青葉氏は、「マイクロソフトほど顧客の声をしっかり聴いてモノづくりをしている企業はない」と説明する。例えば、先日発売された Windows 7 は、「ユーザーからの声を徹底的に製品に反映させた」と言われているが、青葉氏も体験した「ユーザーの声を聞く」とはどのようなプロセスなのか。Office 製品の開発ではどのような考えでユーザーのフィードバックを活用しているか、横井氏に説明していただいた。

横井氏「製品はユーザーのニーズに応えてこそ。ニーズを正確に把握し、製品開発に反映させることがまずは絶対条件だ。『これなら気に入ってくれるはずだ』という開発側の一方的な考えがユーザーのニーズと離れていれば、Office ユーザー5億人の期待を裏切ることになりかねない」

青葉氏が、「保守と革新のバランスをとることは大きなチャレンジでもあるが、矛盾が生まれることもある。迅速な意思決定はどのようにしているのか」をたずねると、横井氏は「意思決定はすべてにおいて、我々の思い込みでは決められない」ときっぱり答えた。

ユーザーインターフェイスのユーザビリティに関しては、マイクロソフト内にある研究機関などが日々研究しており、1つの操作にかかるクリック数などの操作傾向などを、膨大な時間をかけて検証し、開発チームにフィードバックしている。この膨大で正確なデータが、開発チームがインターフェイスのデザインを決定する際の根拠となり新しい Office 製品が生まれているのだ。

そして、それ以上に影響力を持っているのが Office 製品に実装されている「フィードバックプログラム」だ。マイクロソフト製品を使用していると「プログラムに参加しますか?」のようなダイアログが表示されることがある。そこで「はい」を選んだユーザーからは、マイクロソフトに自動的に製品の細かい機能の使用状況やエラーログなどが送信されている。

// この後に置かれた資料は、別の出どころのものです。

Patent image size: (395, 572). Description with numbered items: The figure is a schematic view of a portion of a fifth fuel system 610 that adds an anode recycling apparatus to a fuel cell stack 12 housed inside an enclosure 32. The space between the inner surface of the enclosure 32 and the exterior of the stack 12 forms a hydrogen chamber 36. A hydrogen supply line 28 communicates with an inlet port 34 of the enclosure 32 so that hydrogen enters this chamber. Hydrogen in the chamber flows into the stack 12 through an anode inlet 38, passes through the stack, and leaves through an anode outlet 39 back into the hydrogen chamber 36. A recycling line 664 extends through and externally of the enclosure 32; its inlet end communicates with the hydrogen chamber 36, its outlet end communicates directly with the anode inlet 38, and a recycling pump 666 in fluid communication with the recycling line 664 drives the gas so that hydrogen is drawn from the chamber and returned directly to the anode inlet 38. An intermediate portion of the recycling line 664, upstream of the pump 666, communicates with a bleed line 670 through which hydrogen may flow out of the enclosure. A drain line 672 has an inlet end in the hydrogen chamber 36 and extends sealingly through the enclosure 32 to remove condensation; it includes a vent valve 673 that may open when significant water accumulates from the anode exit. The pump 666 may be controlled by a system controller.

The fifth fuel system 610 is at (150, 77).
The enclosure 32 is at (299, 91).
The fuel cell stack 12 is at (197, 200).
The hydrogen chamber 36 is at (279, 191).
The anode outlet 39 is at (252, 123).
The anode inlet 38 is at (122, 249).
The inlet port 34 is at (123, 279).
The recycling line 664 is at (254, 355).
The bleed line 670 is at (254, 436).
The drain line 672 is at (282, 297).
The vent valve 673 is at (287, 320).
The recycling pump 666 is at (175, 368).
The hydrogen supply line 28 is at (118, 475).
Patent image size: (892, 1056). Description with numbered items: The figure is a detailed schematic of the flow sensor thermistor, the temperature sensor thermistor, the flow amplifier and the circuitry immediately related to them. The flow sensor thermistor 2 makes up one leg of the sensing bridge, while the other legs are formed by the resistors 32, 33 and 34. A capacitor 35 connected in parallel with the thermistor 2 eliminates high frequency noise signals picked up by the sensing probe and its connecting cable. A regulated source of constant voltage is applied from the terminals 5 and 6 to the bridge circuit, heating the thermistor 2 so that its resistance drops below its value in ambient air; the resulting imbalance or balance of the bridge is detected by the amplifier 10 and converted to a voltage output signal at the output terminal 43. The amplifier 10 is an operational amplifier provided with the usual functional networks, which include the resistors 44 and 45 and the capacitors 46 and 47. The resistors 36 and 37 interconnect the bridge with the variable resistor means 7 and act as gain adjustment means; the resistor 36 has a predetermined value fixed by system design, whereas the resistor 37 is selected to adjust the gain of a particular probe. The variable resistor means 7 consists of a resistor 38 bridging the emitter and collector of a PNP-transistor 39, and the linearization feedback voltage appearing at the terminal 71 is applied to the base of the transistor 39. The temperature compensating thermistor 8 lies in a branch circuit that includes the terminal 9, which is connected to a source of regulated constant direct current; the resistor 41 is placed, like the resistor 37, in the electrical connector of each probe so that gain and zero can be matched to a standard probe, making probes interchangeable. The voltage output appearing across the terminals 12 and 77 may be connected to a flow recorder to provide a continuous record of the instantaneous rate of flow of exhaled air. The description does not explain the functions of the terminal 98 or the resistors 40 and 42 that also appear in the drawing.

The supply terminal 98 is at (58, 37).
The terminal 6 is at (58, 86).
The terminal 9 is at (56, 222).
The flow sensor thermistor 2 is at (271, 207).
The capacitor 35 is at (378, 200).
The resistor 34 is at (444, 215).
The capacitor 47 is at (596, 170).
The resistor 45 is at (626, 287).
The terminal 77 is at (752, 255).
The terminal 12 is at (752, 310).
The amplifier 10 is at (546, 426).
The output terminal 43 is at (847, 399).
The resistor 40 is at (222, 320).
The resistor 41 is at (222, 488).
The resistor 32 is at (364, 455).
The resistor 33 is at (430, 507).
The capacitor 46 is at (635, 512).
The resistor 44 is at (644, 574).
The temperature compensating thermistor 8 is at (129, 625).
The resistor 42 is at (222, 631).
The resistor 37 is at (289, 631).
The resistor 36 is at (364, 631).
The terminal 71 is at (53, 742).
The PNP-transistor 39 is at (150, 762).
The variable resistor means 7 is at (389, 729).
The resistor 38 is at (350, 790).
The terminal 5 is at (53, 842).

顧客からのフィードバック情報はワールドワイドで1か月に数 TB(テラバイト)にも上るという。横井氏は数 TB のフィードバックこそが「一番の財産だ」としており、機能を使う順番や使い方、どの機能が良く使われているのかなどわかるのだ。

フィードバックプログラムのデータから、最もよく使われている機能が「コピー&ペースト」であり、「コピー&ペースト」を使ったユーザーがその次に利用する機能として一番多いのが「アンドゥ」(やり直し)であることがわかった。

このふたつの機能には相関性がある。つまり、1)文字列をコピーする、2)場所を決めてペースト(貼付け)する、3)イメージ通りペーストできなかったからアンドゥ(やり直し)する、というユーザーの動きだ。イメージ通りのコピー&ペーストを実現してあげれば、ユーザーからこのような手間を軽減することができる。そのようなユーザーの利用動向、フィードバックを踏まえて、Office 2010 では事前に貼り付けた後のイメージを事前に確認できるクリップボードのプレビュー機能が実装された。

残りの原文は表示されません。